Complex geopolitics can also prevent disaster victim identification.
“The war graves in Iraq and Iran and Syria and everywhere else? People aren’t trying to do anything there, partly because of the political problems in some of those countries, but also because of the huge, huge cost and effort to do it. There’s not enough expertise in the world. When they did Srebrenica, after the Balkans War, the mass-fatality exhumations and identifications took them 10 years to identify 30,000 people. So imagine how long it takes to identify 300,000.”
Utilising facial recognition technology
In the reasonably near future things might be different, which brings us back to the VIFM research collaboration with the Department of Defence and its Defence Science and Technology Group.
The aim is to test the effectiveness of current facial recognition technologies to help identify the deceased.
“At the moment we’re comparing commercial facial recognition systems and how successful they are in recognising the dead. They’re deceased people who are either freshly deceased, so they look the same as they did when they were alive, all the way through to really traumatised or decomposed people. We think what’s going to happen is that we’re going to need to either tweak a current algorithm or create our own facial recognition algorithm that will work reliably with photographs of them when the body is found.”
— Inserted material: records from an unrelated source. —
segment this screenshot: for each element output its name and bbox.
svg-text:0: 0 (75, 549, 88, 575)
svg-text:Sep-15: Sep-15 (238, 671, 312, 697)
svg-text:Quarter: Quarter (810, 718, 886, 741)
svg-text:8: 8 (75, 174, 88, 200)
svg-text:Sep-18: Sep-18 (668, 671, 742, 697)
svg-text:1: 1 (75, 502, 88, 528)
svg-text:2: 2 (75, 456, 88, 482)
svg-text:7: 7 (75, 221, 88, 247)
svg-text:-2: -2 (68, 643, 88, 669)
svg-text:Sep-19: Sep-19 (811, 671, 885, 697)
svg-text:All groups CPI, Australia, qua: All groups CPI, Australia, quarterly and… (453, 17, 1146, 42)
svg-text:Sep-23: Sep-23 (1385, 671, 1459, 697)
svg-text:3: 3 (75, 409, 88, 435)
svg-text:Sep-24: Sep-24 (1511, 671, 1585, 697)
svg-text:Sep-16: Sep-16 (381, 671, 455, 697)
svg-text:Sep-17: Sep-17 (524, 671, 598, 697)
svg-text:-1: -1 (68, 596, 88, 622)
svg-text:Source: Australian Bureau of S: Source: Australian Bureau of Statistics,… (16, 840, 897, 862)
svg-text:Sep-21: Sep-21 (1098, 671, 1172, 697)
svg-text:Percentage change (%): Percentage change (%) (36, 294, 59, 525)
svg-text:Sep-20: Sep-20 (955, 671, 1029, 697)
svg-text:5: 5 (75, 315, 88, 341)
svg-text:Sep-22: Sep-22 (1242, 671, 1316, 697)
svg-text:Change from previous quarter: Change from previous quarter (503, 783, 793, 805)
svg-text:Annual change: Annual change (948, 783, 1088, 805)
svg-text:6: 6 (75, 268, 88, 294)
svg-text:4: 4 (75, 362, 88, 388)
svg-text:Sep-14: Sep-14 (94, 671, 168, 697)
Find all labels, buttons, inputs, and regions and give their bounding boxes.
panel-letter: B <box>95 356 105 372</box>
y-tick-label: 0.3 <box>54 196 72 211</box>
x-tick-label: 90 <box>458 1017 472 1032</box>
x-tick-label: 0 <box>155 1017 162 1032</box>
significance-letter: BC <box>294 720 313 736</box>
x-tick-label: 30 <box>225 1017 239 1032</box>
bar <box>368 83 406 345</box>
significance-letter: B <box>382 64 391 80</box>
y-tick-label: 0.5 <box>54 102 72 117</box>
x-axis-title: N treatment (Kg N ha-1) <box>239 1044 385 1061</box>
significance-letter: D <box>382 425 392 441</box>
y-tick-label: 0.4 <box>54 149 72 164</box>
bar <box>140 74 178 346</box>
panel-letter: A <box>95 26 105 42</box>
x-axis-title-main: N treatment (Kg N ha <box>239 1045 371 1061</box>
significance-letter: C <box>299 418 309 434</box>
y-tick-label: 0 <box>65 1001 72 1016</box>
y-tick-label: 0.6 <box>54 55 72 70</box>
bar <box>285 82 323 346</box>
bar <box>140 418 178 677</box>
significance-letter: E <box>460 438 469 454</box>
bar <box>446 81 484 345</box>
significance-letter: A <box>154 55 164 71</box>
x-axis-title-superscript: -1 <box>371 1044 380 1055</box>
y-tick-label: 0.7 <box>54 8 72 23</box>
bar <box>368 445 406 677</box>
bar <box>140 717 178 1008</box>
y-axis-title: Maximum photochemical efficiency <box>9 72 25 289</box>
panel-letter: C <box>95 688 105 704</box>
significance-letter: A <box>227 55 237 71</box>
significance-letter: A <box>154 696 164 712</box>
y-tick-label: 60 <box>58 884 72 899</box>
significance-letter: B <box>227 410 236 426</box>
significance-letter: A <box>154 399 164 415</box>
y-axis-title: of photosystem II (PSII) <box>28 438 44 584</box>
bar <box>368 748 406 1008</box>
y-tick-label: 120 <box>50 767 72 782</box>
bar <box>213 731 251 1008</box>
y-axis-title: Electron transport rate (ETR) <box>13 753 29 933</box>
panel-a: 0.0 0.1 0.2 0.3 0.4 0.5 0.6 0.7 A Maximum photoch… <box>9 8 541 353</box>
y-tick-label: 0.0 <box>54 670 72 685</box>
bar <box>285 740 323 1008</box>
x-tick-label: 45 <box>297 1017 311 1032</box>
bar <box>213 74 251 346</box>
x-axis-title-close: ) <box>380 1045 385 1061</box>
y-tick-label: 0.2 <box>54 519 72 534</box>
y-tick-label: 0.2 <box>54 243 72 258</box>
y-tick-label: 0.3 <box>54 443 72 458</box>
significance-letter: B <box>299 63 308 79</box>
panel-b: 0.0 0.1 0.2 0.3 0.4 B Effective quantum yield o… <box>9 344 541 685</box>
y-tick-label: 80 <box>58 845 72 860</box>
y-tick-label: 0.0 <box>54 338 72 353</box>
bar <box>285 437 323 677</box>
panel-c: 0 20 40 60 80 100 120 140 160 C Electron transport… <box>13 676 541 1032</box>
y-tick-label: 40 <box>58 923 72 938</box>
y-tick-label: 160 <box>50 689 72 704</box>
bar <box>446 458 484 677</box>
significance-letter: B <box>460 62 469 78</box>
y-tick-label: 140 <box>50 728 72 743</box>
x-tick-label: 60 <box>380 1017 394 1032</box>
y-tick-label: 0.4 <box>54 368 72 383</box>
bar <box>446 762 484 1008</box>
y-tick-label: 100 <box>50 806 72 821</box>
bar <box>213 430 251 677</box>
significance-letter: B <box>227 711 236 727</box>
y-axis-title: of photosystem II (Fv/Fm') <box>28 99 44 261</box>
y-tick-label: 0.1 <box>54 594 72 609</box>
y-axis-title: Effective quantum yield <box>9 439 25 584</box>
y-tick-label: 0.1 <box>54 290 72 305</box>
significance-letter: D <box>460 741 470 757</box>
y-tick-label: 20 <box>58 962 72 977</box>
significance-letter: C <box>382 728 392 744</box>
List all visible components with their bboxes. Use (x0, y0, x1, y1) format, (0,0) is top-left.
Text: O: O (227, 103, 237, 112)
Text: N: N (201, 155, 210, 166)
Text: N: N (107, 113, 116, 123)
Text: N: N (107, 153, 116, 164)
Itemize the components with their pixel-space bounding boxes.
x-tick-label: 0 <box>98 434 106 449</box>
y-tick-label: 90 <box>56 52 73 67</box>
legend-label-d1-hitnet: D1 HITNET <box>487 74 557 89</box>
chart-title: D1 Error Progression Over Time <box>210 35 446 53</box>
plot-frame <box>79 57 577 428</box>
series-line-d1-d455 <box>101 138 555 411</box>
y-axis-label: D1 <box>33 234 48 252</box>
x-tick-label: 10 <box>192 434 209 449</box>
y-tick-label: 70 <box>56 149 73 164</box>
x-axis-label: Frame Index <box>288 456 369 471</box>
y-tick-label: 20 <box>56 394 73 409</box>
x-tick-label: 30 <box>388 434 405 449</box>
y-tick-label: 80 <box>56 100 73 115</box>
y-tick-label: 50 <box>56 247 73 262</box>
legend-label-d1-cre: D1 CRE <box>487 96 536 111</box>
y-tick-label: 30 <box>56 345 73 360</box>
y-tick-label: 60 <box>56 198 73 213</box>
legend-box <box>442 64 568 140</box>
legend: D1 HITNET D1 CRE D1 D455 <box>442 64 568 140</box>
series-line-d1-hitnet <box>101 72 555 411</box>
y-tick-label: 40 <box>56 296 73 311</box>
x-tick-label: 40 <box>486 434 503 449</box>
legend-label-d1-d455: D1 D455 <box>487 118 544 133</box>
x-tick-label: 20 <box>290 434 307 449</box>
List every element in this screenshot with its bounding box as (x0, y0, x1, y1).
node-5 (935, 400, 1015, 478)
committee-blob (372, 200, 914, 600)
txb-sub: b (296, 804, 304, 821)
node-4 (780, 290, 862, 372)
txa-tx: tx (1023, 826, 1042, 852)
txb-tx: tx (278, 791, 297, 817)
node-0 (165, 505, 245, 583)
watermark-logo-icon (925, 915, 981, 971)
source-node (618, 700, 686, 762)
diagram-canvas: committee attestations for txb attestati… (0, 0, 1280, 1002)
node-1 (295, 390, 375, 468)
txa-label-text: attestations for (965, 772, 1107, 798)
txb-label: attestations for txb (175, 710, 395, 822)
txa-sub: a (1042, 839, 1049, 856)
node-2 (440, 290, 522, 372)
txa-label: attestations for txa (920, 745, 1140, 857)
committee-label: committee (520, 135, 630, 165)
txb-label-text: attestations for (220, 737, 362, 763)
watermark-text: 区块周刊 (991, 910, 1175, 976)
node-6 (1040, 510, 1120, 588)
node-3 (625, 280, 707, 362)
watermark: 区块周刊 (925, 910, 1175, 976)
“Then you can start comparing the photos while alive with the post-mortem images of the deceased through a machine-learning facial recognition algorithm. It won’t work in bushfires as well, because there are often no facial features left.”
Another promising VIFM project involves getting full-body CT scans of every Victorian body that goes to the institute. About 100,000 have already been collected since 2005. The scan shows the bones, but it also shows how a face sits on the bones. The idea is to build an algorithm that can rebuild a face on an unknown skull, and can even be combined with DNA to build hair colour, eye colour or, for example, nose shape.
“When I first started in this business,” says Professor Bassed, “it was a plaster cast of the skull, and you stick pins in it to where you thought the depth of the tissue was over bony points, and you build a face with clay. There was no science in it.”
VIFM is also working on a project with Monash’s Faculty of Information Technology – featured here by the ABC – developing “virtual” autopsies using an augmented reality headset and 3D visualised bodies, reducing the need for invasive physical autopsies.